Il 29 maggio in Siberia, nella nell’area di Norilsk, circa 20 mila tonnellate di gasolio sono fuoriuscite da un serbatoio di carburante del sito industriale della Norilsk-Taimyr Energy Company, società russa di estrazione e fusione di nichel e palladio, e si sono riversate nel fiume Ambarnaya.
Nonostante la pronta denuncia degli attivisti ambientalisti siberiani dell’organizzazione non governativa ecologica Casa mia Norilsk, soltanto il 3 giugno il presidente Putin ha dichiarato lo stato d’emergenza di natura federale, accusando duramente i responsabili dell’accaduto di non aver diffuso prontamente la notizia.
Attualmente il carburante ha raggiunto il lago Pyasino, 20 km a nord dell’impianto industriale.
Barriere galleggianti sono state installate dai tecnici della società per evitare che le sostanze inquinanti finiscano nel fiume Pyasina e da lì nel Mar Kara, parte dell’Oceano Artico. In tal caso non ci sarebbe più nessuna possibilità di limitare l’impatto di tale disastro.
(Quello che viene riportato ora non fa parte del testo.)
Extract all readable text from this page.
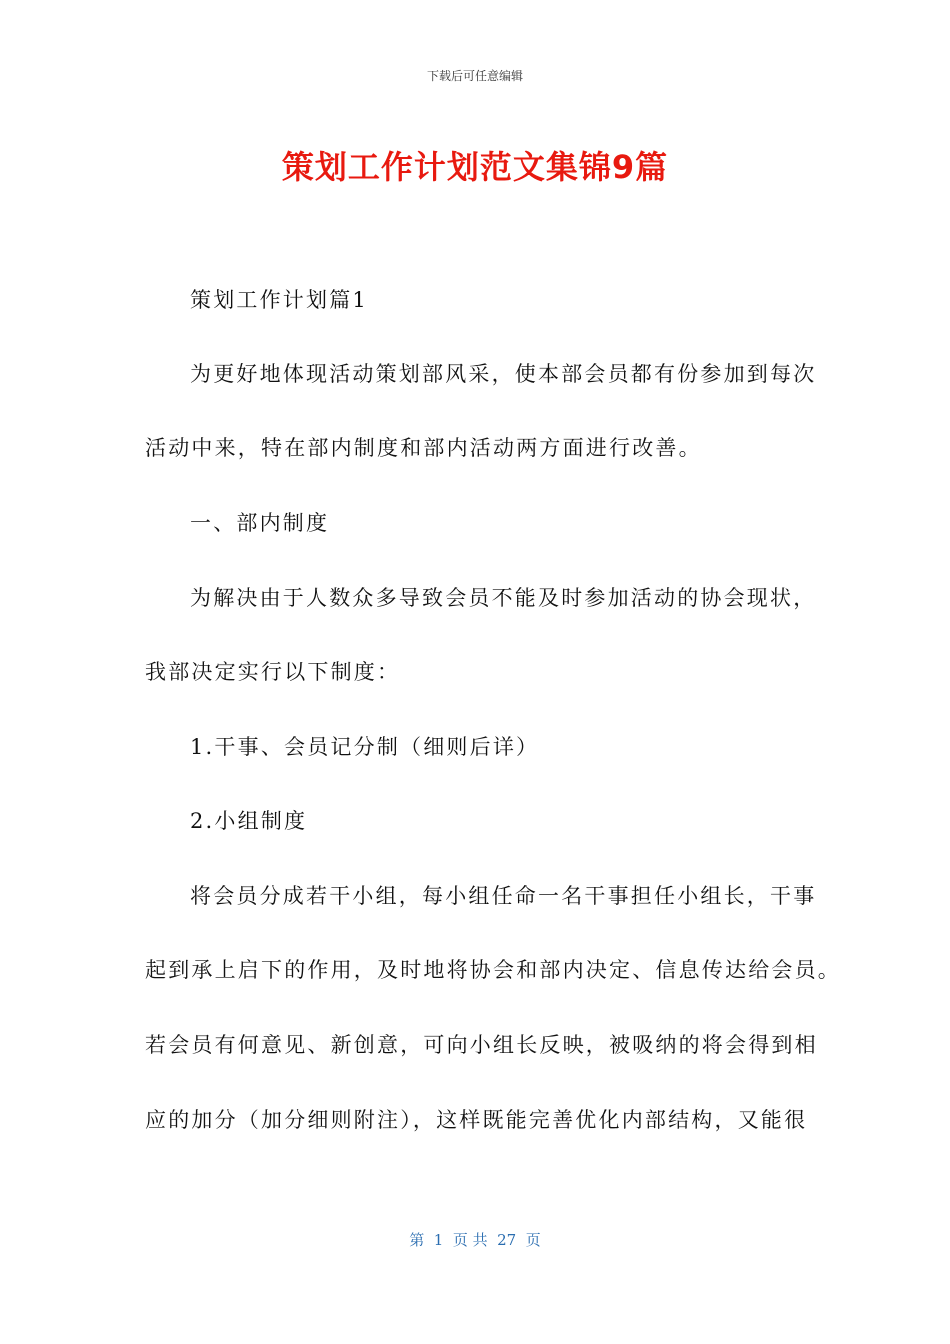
下载后可任意编辑
策划工作计划范文集锦9篇
策划工作计划篇1
为更好地体现活动策划部风采，使本部会员都有份参加到每次
活动中来，特在部内制度和部内活动两方面进行改善。
一、部内制度
为解决由于人数众多导致会员不能及时参加活动的协会现状，
我部决定实行以下制度：
1.干事、会员记分制（细则后详）
2.小组制度
将会员分成若干小组，每小组任命一名干事担任小组长，干事
起到承上启下的作用，及时地将协会和部内决定、信息传达给会员。
若会员有何意见、新创意，可向小组长反映，被吸纳的将会得到相
应的加分（加分细则附注），这样既能完善优化内部结构，又能很
第  1  页 共  27  页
Nonostante non siano ancora chiare le cause dell’incidente, pare l’accaduto sia dovuto ad un incendio anche se alcuni ambientalisti denunciano che la cisterna in questione già necessitava da
tempo manutenzione, la portavoce del Comitato investigativo russo, Svetlana Petrenko, ha annuncio l’arresto del direttore Pavel Smirnov, del capo ingegnere Alexei Stepanov e del suo vice Yuri Kuznetsov, responsabili del sito.
Secondo i dati preliminari del servizo federale di vigilanza delle risorse naturali (alias Rosprirodnadzor), il danno economico ammonterebbe a decine di miliardi di rubli. Il capo della compagnia, Vladimir Potanin, in una riunione con Putin, ha dichiarato che Norilsk Nickel finanzierà completamente tutti i lavori per eliminare le conseguenze di tale fuoriuscita.
Il danno ambientale non è ancora quantificabile: secondo il gruppo ambientalista WWF Russia l'incidente è una delle più grandi fuoriuscite di petrolio nella storia della Russia.